Before: SILVERMAN, PAEZ, and OWENS, Circuit Judges.

Shuyu Ren, a native and citizen of China, petitions for review of the Board

of Immigration Appeals’ order dismissing her appeal from an immigration judge’s

(“IJ”) order denying her motion to reconsider the denial of her prior motion to

reopen removal proceedings. Our jurisdiction is governed by 8 U.S.C. § 1252. We

review for abuse of discretion the denial of a motion to reopen or reconsider.

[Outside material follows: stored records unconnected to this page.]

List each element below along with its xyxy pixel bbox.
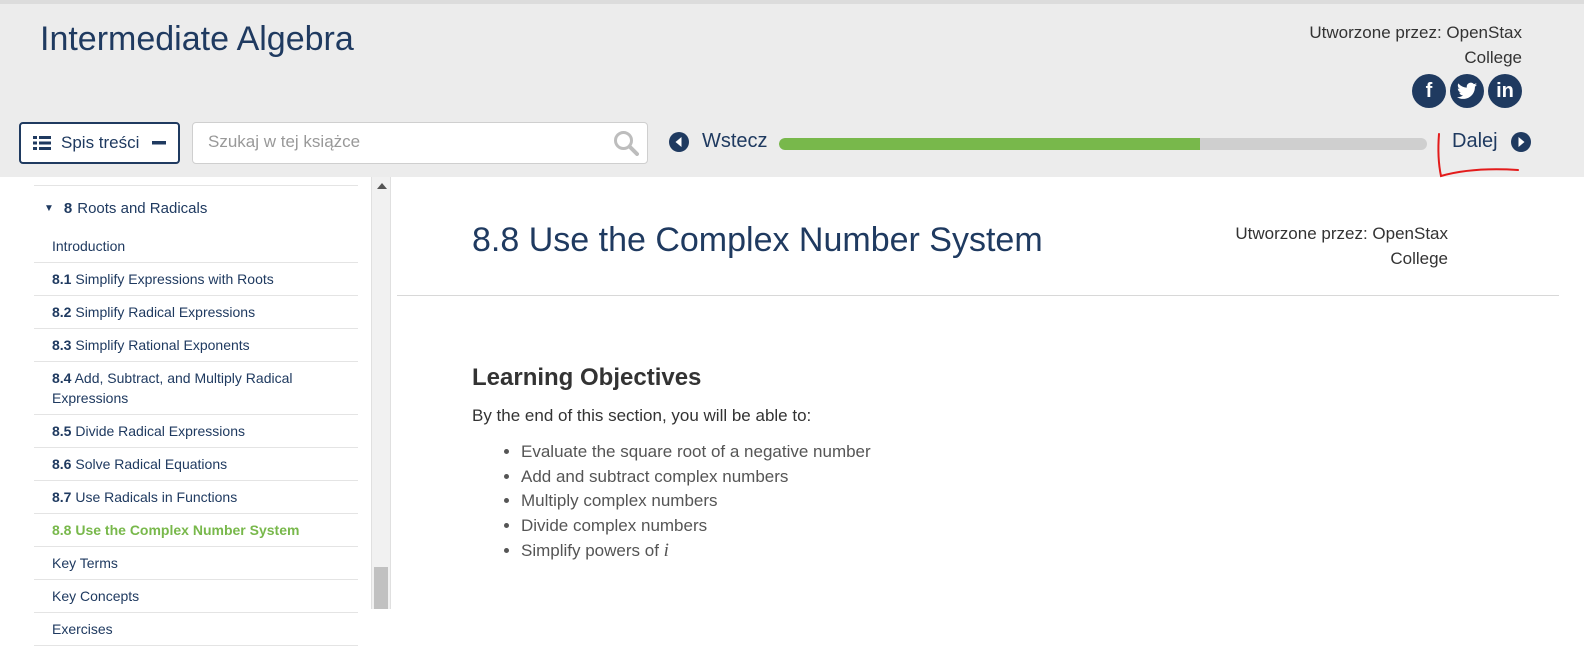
chapter-number: 8 <box>63 199 73 217</box>
linkedin-icon[interactable]: in <box>1488 74 1522 108</box>
search-input[interactable] <box>193 123 623 161</box>
search-box <box>192 122 648 164</box>
toc-item-number: 8.2 <box>52 304 72 320</box>
twitter-icon[interactable] <box>1450 74 1484 108</box>
content-author: Utworzone przez: OpenStax College <box>1148 221 1448 271</box>
reading-progress-bar <box>779 138 1427 150</box>
toc-item-8-2[interactable]: 8.2 Simplify Radical Expressions <box>34 296 358 329</box>
toc-item-label: Key Terms <box>52 555 118 571</box>
toc-item-label: Divide Radical Expressions <box>75 423 245 439</box>
toc-item-key-terms[interactable]: Key Terms <box>34 547 358 580</box>
toc-item-label: Use the Complex Number System <box>75 522 300 538</box>
scroll-up-arrow-icon[interactable] <box>377 183 387 189</box>
toc-item-label: Key Concepts <box>52 588 140 604</box>
toc-item-label: Add, Subtract, and Multiply Radical Expr… <box>52 370 293 406</box>
toc-item-number: 8.4 <box>52 370 72 386</box>
sidebar-scrollbar[interactable] <box>371 177 391 609</box>
toc-sidebar: ▼ 8 Roots and Radicals Introduction 8.1 … <box>0 177 392 646</box>
page-title: 8.8 Use the Complex Number System <box>472 220 1043 259</box>
toc-item-number: 8.8 <box>52 522 72 538</box>
math-variable: i <box>663 539 669 561</box>
arrow-left-circle-icon <box>669 131 689 152</box>
scroll-thumb[interactable] <box>374 567 388 609</box>
toc-item-label: Simplify Radical Expressions <box>75 304 256 320</box>
toc-item-label: Simplify Expressions with Roots <box>75 271 274 287</box>
social-links: f in <box>1412 74 1522 108</box>
search-icon[interactable] <box>613 130 639 156</box>
list-item-text: Simplify powers of <box>521 540 664 560</box>
author-line-1: Utworzone przez: OpenStax <box>1309 23 1522 42</box>
toc-item-label: Use Radicals in Functions <box>75 489 238 505</box>
toc-item-label: Simplify Rational Exponents <box>75 337 250 353</box>
learning-objectives-intro: By the end of this section, you will be … <box>472 406 812 425</box>
toc-item-label: Introduction <box>52 238 126 254</box>
toc-item-8-6[interactable]: 8.6 Solve Radical Equations <box>34 448 358 481</box>
back-label: Wstecz <box>702 130 768 152</box>
learning-objectives-list: Evaluate the square root of a negative n… <box>472 440 871 564</box>
toc-list: ▼ 8 Roots and Radicals Introduction 8.1 … <box>34 185 358 646</box>
toc-item-number: 8.5 <box>52 423 72 439</box>
header-bar: Intermediate Algebra Utworzone przez: Op… <box>0 0 1584 178</box>
facebook-icon[interactable]: f <box>1412 74 1446 108</box>
toc-item-label: Solve Radical Equations <box>75 456 228 472</box>
chapter-title: Roots and Radicals <box>77 199 208 217</box>
toc-item-8-1[interactable]: 8.1 Simplify Expressions with Roots <box>34 263 358 296</box>
toc-item-8-8-active[interactable]: 8.8 Use the Complex Number System <box>34 514 358 547</box>
learning-objectives-heading: Learning Objectives <box>472 364 702 391</box>
list-item: Evaluate the square root of a negative n… <box>521 440 871 465</box>
toc-item-8-3[interactable]: 8.3 Simplify Rational Exponents <box>34 329 358 362</box>
toc-item-8-4[interactable]: 8.4 Add, Subtract, and Multiply Radical … <box>34 362 358 415</box>
toc-item-label: Exercises <box>52 621 113 637</box>
list-item: Add and subtract complex numbers <box>521 465 871 490</box>
toc-item-number: 8.3 <box>52 337 72 353</box>
list-item: Multiply complex numbers <box>521 489 871 514</box>
minus-icon <box>152 141 166 145</box>
list-icon <box>33 136 51 150</box>
toc-item-number: 8.7 <box>52 489 72 505</box>
toc-item-8-5[interactable]: 8.5 Divide Radical Expressions <box>34 415 358 448</box>
progress-fill <box>779 138 1201 150</box>
toc-button-label: Spis treści <box>61 133 140 152</box>
book-title[interactable]: Intermediate Algebra <box>40 20 354 59</box>
list-item: Divide complex numbers <box>521 514 871 539</box>
content-author-line-1: Utworzone przez: OpenStax <box>1235 224 1448 243</box>
toc-item-introduction[interactable]: Introduction <box>34 230 358 263</box>
author-line-2: College <box>1464 48 1522 67</box>
toc-item-8-7[interactable]: 8.7 Use Radicals in Functions <box>34 481 358 514</box>
content-divider <box>397 295 1559 296</box>
header-author: Utworzone przez: OpenStax College <box>1222 20 1522 70</box>
toc-toggle-button[interactable]: Spis treści <box>19 122 180 164</box>
red-underline-annotation <box>1437 133 1519 178</box>
toc-item-exercises[interactable]: Exercises <box>34 613 358 646</box>
collapse-triangle-icon[interactable]: ▼ <box>44 203 54 214</box>
toc-item-key-concepts[interactable]: Key Concepts <box>34 580 358 613</box>
toc-item-number: 8.6 <box>52 456 72 472</box>
content-author-line-2: College <box>1390 249 1448 268</box>
toc-item-number: 8.1 <box>52 271 72 287</box>
toc-chapter-8[interactable]: ▼ 8 Roots and Radicals <box>34 185 358 230</box>
list-item: Simplify powers of i <box>521 539 871 564</box>
back-button[interactable]: Wstecz <box>668 130 768 153</box>
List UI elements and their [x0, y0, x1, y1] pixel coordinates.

* This disposition is not appropriate for publication and is not precedent except as provided by Ninth Circuit Rule 36-3. ** The panel unanimously concludes this case is suitable for decision without oral argument. See Fed. R. App. P. 34(a)(2). Mohammed v. Gonzales, 400 F.3d 785, 791 (9th Cir. 2005). We deny in part and

dismiss in part the petition for review.

The agency did not abuse its discretion in denying Ren’s motion to

reconsider for failure to identify any error of fact or law in the IJ’s denial of her

motion to reopen. See 8 C.F.R. § 1003.23(b)(2). Ren’s underlying motion to

reopen was untimely, and she did not present sufficient evidence to establish that

she was prevented from timely filing the motion by any deception, fraud, or error.

See 8 C.F.R. § 1003.23(b)(1); Iturribarria v. INS, 321 F.3d 889, 897-98 (9th Cir.

2003). In addition, the record does not support her contention that the agency failed

to consider relevant evidence. See Fernandez v. Gonzales, 439 F.3d 592, 603 (9th

Cir. 2006) (petitioner did not overcome the presumption that the BIA did review

the record).

We lack jurisdiction to consider Ren’s unexhausted contention that the

administrative record is incomplete. See Vilchiz-Soto v. Holder, 688 F.3d 642, 644

(9th Cir. 2012) (order).

PETITION FOR REVIEW DENIED in part; DISMISSED in part.